I have a bit of a problem with the whole 'biography' blurb. It feels awkward to me. However, since you've made the effort, and hey - you're here now, so....

Where to begin?


My sister and I ready to perform at our dance recital at the Christmas Carnival.
Christmas Carnival.

Like most kids, my aptitude for playing dress-up and pretending to be someone was apparent from an early age. I remember being determined to beat the boys in racing to the dress-up box in kindergarten, as in there resided a Batman costume that was fiercely contested over. Many times VICTORY WAS MINE, and I got to parade around in the coolest costume that was hip and happening in kindergarten, pretending to be the dark crusader.

​I grew up with my siblings in the outback opal-mining town of Andamooka (it's okay if you've never heard of it, most people haven't). My parents, being new immigrants, thought they might find some opal and strike it rich (they didn't). Instead, they ended up falling in love with the freedom of living in Andamooka and the unique "European" community that had sprung up in the desert.
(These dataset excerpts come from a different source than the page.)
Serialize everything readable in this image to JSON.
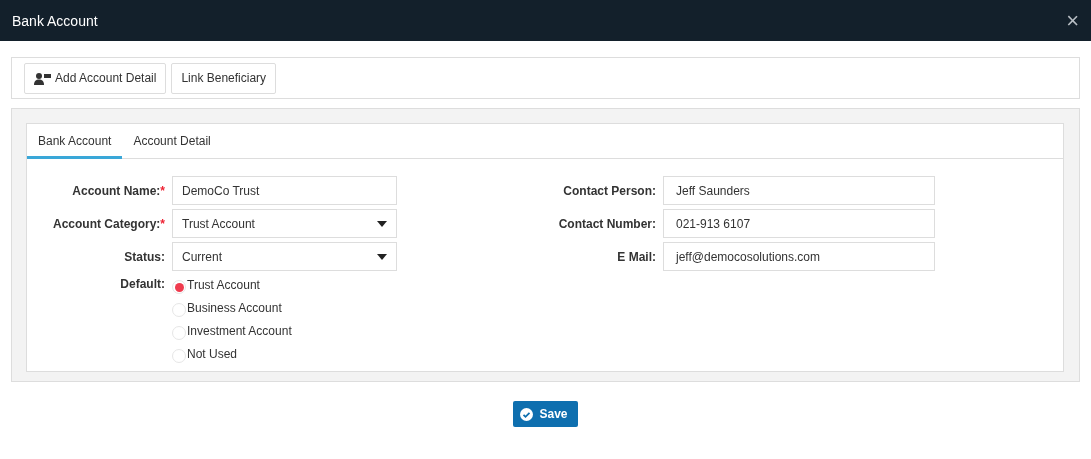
{
  "window": {
    "title": "Bank Account",
    "close": "×"
  },
  "toolbar": [
    {
      "label": "Add Account Detail",
      "kind": "icon"
    },
    {
      "label": "Link Beneficiary",
      "kind": "plain"
    }
  ],
  "tabs": [
    {
      "label": "Bank Account",
      "selected": true
    },
    {
      "label": "Account Detail",
      "selected": false
    }
  ],
  "left_fields": [
    {
      "label": "Account Name:",
      "required_mark": "*",
      "kind": "text",
      "value": "DemoCo Trust"
    },
    {
      "label": "Account Category:",
      "required_mark": "*",
      "kind": "select",
      "value": "Trust Account"
    },
    {
      "label": "Status:",
      "kind": "select",
      "value": "Current"
    }
  ],
  "default": {
    "label": "Default:",
    "options": [
      {
        "label": "Trust Account",
        "selected": true
      },
      {
        "label": "Business Account",
        "selected": false
      },
      {
        "label": "Investment Account",
        "selected": false
      },
      {
        "label": "Not Used",
        "selected": false
      }
    ]
  },
  "right_fields": [
    {
      "label": "Contact Person:",
      "kind": "text",
      "value": "Jeff Saunders"
    },
    {
      "label": "Contact Number:",
      "kind": "text",
      "value": "021-913 6107"
    },
    {
      "label": "E Mail:",
      "kind": "text",
      "value": "jeff@democosolutions.com"
    }
  ],
  "save_button": {
    "label": "Save"
  }
}
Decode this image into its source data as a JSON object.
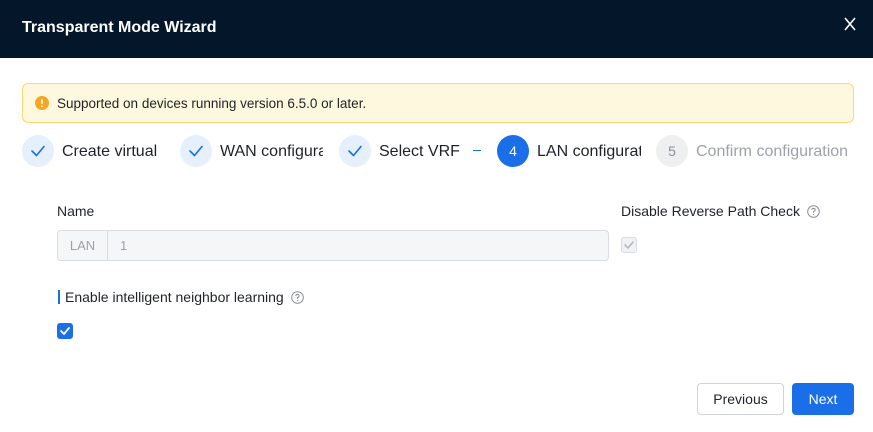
{
  "dialog": {
    "title": "Transparent Mode Wizard"
  },
  "notice": {
    "text": "Supported on devices running version 6.5.0 or later."
  },
  "steps": [
    {
      "number": "1",
      "label": "Create virtual",
      "status": "done"
    },
    {
      "number": "2",
      "label": "WAN configuration",
      "status": "done"
    },
    {
      "number": "3",
      "label": "Select VRF",
      "status": "done"
    },
    {
      "number": "4",
      "label": "LAN configuration",
      "status": "active"
    },
    {
      "number": "5",
      "label": "Confirm configuration",
      "status": "pending"
    }
  ],
  "form": {
    "name_label": "Name",
    "name_prefix": "LAN",
    "name_value": "1",
    "reverse_path_label": "Disable Reverse Path Check",
    "reverse_path_checked": true,
    "neighbor_learning_label": "Enable intelligent neighbor learning",
    "neighbor_learning_checked": true
  },
  "footer": {
    "previous_label": "Previous",
    "next_label": "Next"
  },
  "colors": {
    "header_bg": "#04172a",
    "accent": "#1a6ee8",
    "notice_bg": "#fef8df",
    "warning": "#f5a623"
  }
}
Andamooka was so remote in those days that it was a 12 hour drive to the nearest major city. On an unsealed road, best described as a rough track, making the trek to Adelaide in summer holidays required leaving at 3:00am (too hot to travel in the day with no A/C in the car) and carrying lots of spare tires to cope with the inevitable blowouts!


The Andamooka Drive-In.

The wonderful thing about living in such a remote community was that we grew up with no television. Instead, we were lucky enough to have a movie screen at the Community Hall and a local Drive-In. My father was the projectionist for both locations, and my brother, sister and I would go (along with most of the townsfolk) to the Community Hall for the movie on Friday night and to the Drive-In on Saturday night for the double feature. Packed to capacity, I can still remember sitting in the Community Hall on summer nights, the double doors flung open to catch a breeze, experiencing for the first time the joy of watching a movie as a collective - people laughing and screaming together, followed by the chatter after, about the merits of the movie and the performances. How John Wayne really was the Duke. Elvis was like a God. The amazing performance and beauty of Vivien Leigh in "Gone with the Wind." And everyone loved Bruce Lee.


I think the movie Cinema Paradiso closely reflects the experience of watching a movie at the Community Hall when I was a child. I was struck by the similarities when I first saw that film, and I think it beautifully captures the experience of small-town cinemas. Film is a medium that everyone can share, and it was through this shared experience that I realized performance had the power to affect change. While watching a movie, people feel the highs and the lows of the character; they can be swept along and feel emotions that may not be easily expressed. Naturally I am writing this as an adult, and my little child-mind couldn't articulate and express these ideas and concepts!...but I observed it and I felt it.